November 20, 2008, - 10:18 am
Where Are They Now?: ‘Memba Her?
By Debbie Schlussel
Remember Sister Souljah (real name: Lisa Williamson), the early ’90s hip-hop “artist” who urged the murder of White people?
In what became known as “a Sister Souljah moment”, in his 1992 Presidential campaign, Bill Clinton used her to show White voters he was distancing himself from this stuff, even though his was and remains the party of hip-hop and racism. Speaking the Jesse Jackson’s Rainbow Coalition, Clinton told the Black audience that it was wrong for them to embrace the likes of Sister Souljah, who said,
If Black people kill Black people every day, why not have a week and kill White people?
So, what is Sister Souljah up to now? Promoting Islamic values to Black American kids in her hit urban lit books and arrogantly comparing herself to Shakespeare. You knew this was coming–all of the hip-hop cretins from the ’80s and ’90s (and 2000s) eventually embrace Islam, the religion which claims to embrace modesty, but is really the Religion of American Cultural Depravity.
These days, she prefers talking about her best-selling novels, The Coldest Winter (1999) and its new prequel, Midnight: A Gangster Love Story (Atria, $26.95).
Both are raw cautionary tales about drugs and violence in New York.
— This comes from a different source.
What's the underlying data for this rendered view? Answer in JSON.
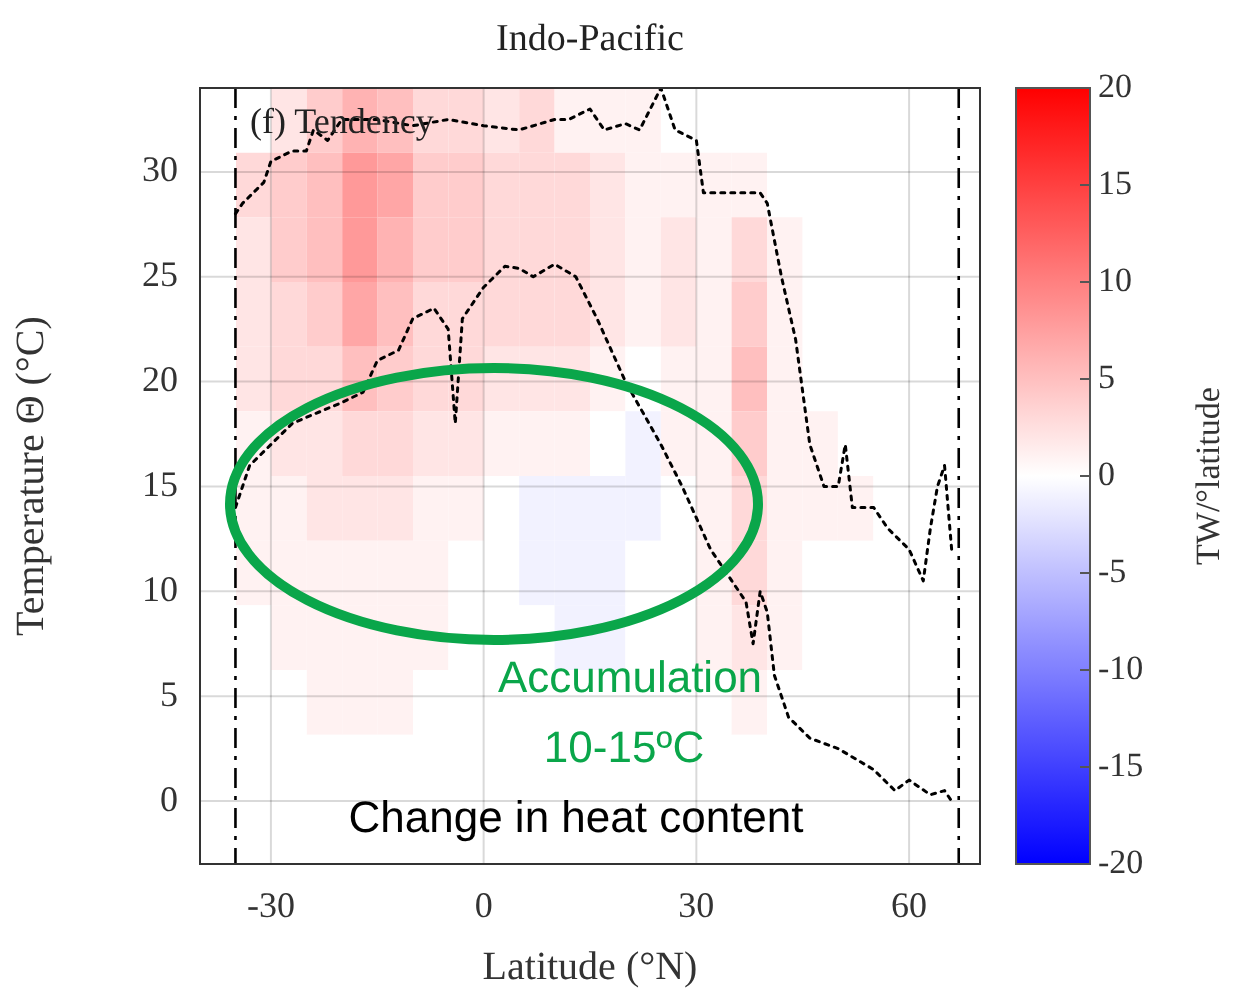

She calls them “literature. Period.”
“Shakespeare wrote about love. I write about love. Shakespeare wrote about gang warfare, family feuds and revenge. I write about all the same things.”
Yeah, when I think of Sister Souljah, I think “Shakespeare.” Yeah that’s the ticket.
Her publisher says The Coldest Winter has 1 million copies in print. Midnight made its debut on USA TODAY’s Best-Selling Books list last week at No. 31. This week it’s No. 54.
Souljah isn’t surprised her new book is selling. For nine years, her readers have been asking about Midnight, a handsome, fiercely proud Sudanese immigrant who had a supporting role in her first novel.
“Some girls even wanted his phone number,” she says. “I had to tell them, ‘He’s fictional.’ ” . . .
In the novel, Midnight, who immigrates to New York at 7, comes of age, struggling to uphold his Islamic values amid urban violence. Souljah wrote it to explain “how he was raised and got to be the man he is.”
As opposed to the Islamic values that create mass violence–mass murder, mass rape, and mass torture of Blacks–all over Sudan, from where her character emanates, and to which she’s quite obviously oblivious.
She praises President-elect Barack Obama for his “intelligence and endurance.”
Of course, now, with President-Elect Barack Obama and First-Lady-in-Waiting Blackie O, there aren’t any “Sister Souljah moments”, only a Sister Souljah Presidency for at least the next four years. The Sister Souljahs of the world haven’t been marginalized by Black America, they’ve overtaken the American culture and helped elect a mysterious, red-flag laden President with Marxist leanings.
Congrats, America. We are now a Sister Souljah Nation.
B.O. must be proud of this sistas endorsement. Looks like she put about 75 pounds on.LOL.